Juga tarif dalam Pajak Pertambahan Nilai Barang dan Jasa tetap
10%. Sedangkan Pajak Penjualan atas Barang Mewah yang
dikenakan bersama Pajak Pertambahan Nilai Barang, tarifnya 10%
dan 20%. Tapi, dengan peraturan pemerintah, tarif Pajak
Penjualan Barang Mewah itu bisa diubah setinggi-tingginya 35% -
dalam rancangan bisa diubah menjadi serendah-rendahnya 5% dan
setinggi tingginya 30%. Usaha memperberat tarif pajak barang
mewah itu, menurut penjelasan undang-undangnya, dilakukan untuk
"mengendalikan pola konsumsi hidup mewah".
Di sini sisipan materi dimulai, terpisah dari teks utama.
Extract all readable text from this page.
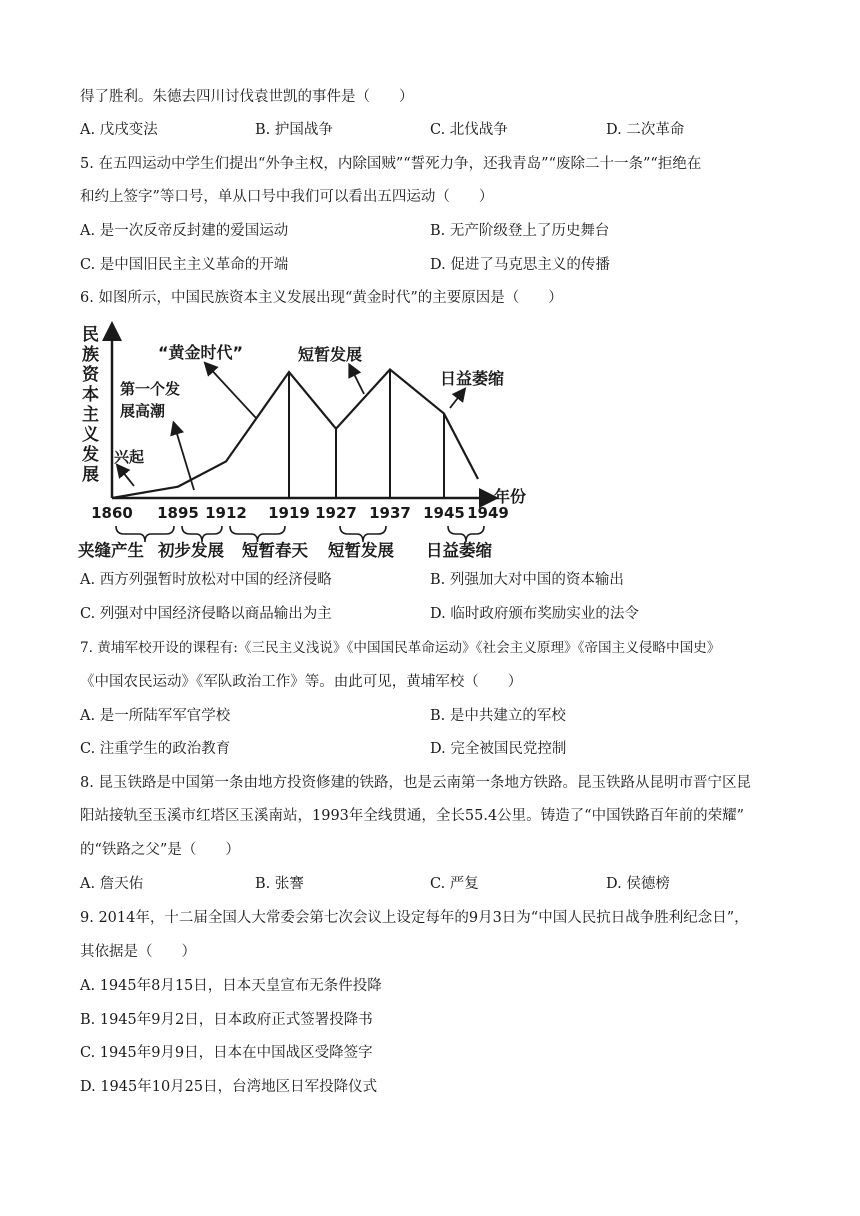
得了胜利。朱德去四川讨伐袁世凯的事件是（　　）
A. 戊戌变法	B. 护国战争	C. 北伐战争	D. 二次革命
5. 在五四运动中学生们提出“外争主权，内除国贼”“誓死力争，还我青岛”“废除二十一条”“拒绝在
和约上签字”等口号，单从口号中我们可以看出五四运动（　　）
A. 是一次反帝反封建的爱国运动	B. 无产阶级登上了历史舞台
C. 是中国旧民主主义革命的开端	D. 促进了马克思主义的传播
6. 如图所示，中国民族资本主义发展出现“黄金时代”的主要原因是（　　）
民
族
资
本
主
义
发
展
年份
兴起
第一个发展高潮
“黄金时代”	短暂发展
日益萎缩
1860 1895 1912 1919 1927 1937 1945 1949
夹缝产生 初步发展 短暂春天 短暂发展 日益萎缩
A. 西方列强暂时放松对中国的经济侵略	B. 列强加大对中国的资本输出
C. 列强对中国经济侵略以商品输出为主	D. 临时政府颁布奖励实业的法令
7. 黄埔军校开设的课程有:《三民主义浅说》《中国国民革命运动》《社会主义原理》《帝国主义侵略中国史》
《中国农民运动》《军队政治工作》等。由此可见，黄埔军校（　　）
A. 是一所陆军军官学校	B. 是中共建立的军校
C. 注重学生的政治教育	D. 完全被国民党控制
8. 昆玉铁路是中国第一条由地方投资修建的铁路，也是云南第一条地方铁路。昆玉铁路从昆明市晋宁区昆
阳站接轨至玉溪市红塔区玉溪南站，1993年全线贯通，全长55.4公里。铸造了“中国铁路百年前的荣耀”
的“铁路之父”是（　　）
A. 詹天佑	B. 张謇	C. 严复	D. 侯德榜
9. 2014年，十二届全国人大常委会第七次会议上设定每年的9月3日为“中国人民抗日战争胜利纪念日”，
其依据是（　　）
A. 1945年8月15日，日本天皇宣布无条件投降
B. 1945年9月2日，日本政府正式签署投降书
C. 1945年9月9日，日本在中国战区受降签字
D. 1945年10月25日，台湾地区日军投降仪式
Dengan demikian, tarif pajak baru ini lebih sederhana
dibandingkan ketentuan lama. Penyelewengan dan efek pajak
berganda karena banyaknya tarif dan lapisan kena pajak dalam
ketentuan lama - diharapkan bisa hilang dengan penyederhanaan
tarif itu. Penurunan tarif pajak maksimum dari 45% menjadi 35%,
menurut Direktur Jenderal Pajak Salamun beberapa waktu lalu,
diharapkan pula bakal merangsang "perusahaan besar mau membayar
pajak secara sukarela."
Tapi hari-hari ini banyak perusahaan menengah dan besar yang
justru mulai garuk-garuk kepala. Maklum, setelah dihitung, tarif
PPh 1984 itu ternyata malah memberatkan perusahaan yang punya
laba kotor setahun di atas Rp 30 juta. M. Toishi, manajer
perusahaan tekstil Kanebo Tomen Sandang Synthetic Mills (KTSM),
Jakarta, memberi contoh sebuah perusahaan yang punya keuntungan
Rp 100 juta setahun. Jika perusahaan itu laporan keuangannya
diaudit akuntan publik, maka menurut ketentuan lama - laba
sampai Rp 100 juta tarifnya 20% dia hanya bayar pajak Rp 20
juta.
Namun, dalam ketentuan baru, sesudah dihitungnya, perusahaan itu
harus membayar pajak Rp 29 juta. Jadi, dengan ketentuan baru
itu, kata Toishi, perusahaan yang punya laba Rp 100 juta akan
membayar pajak lebih besar Rp 9 Juta. Tapi, Jika keuntungan
perusahaan itu Rp 500 juta, maka dia hanya membayar lebih besar
Rp 6,5 juta saja. Dengan kata lain, PPh 1984 itu akan memukul
"yang menengah ke atas," ujar Toishi.
Dalam ketentuan UU PPh 1984 itu tarif penyusutan dikelompokkan
secara jelas dalam empat golongan. Golongan bangunan, misalnya,
disusutkan selama 20 tahun atau 5% setahunnya. Kejelasan
mengenai tarif penyusutan itu diharapkan bisa menjauhkan
perselisihan yang sering timbul selama ini. Sudah menjadi
rahasia umum, memang, bertugas pajak sering harus bertengkar
dengan wajib pajak mengenai, misalnya, tarif penyusutan
bangunan. Penyusutan lebih cepat dalam UU PPh 1984 itu
(declining balance method), kata sebuah sumber, dimaksudkan
untuk merangsang pengusaha agar melakukan investasi baru
(reinvestasi).
Guna menghindari kesalahpahaman, UU PPh 1984 ini memperjelas
bentuk usaha tetap yang menjadi subyek pajak. Di situ dikatakan,
bentuk usaha tetap (permanent estahlishment) adalah perusahaan
yang tidak didirikan atau tidak berkedudukan di Indonesia, tapi
punya kantor cabang, perwakilan, atau proyek di sini. Termasuk
di situ, perusahaan asuransi yang menerima premi asuransi atau
menanggung risiko di Indonesia. Jadi, perusahaan reasuransi,
seperti Lloyd dari London, dalam hal ini bisa kena pajak pula.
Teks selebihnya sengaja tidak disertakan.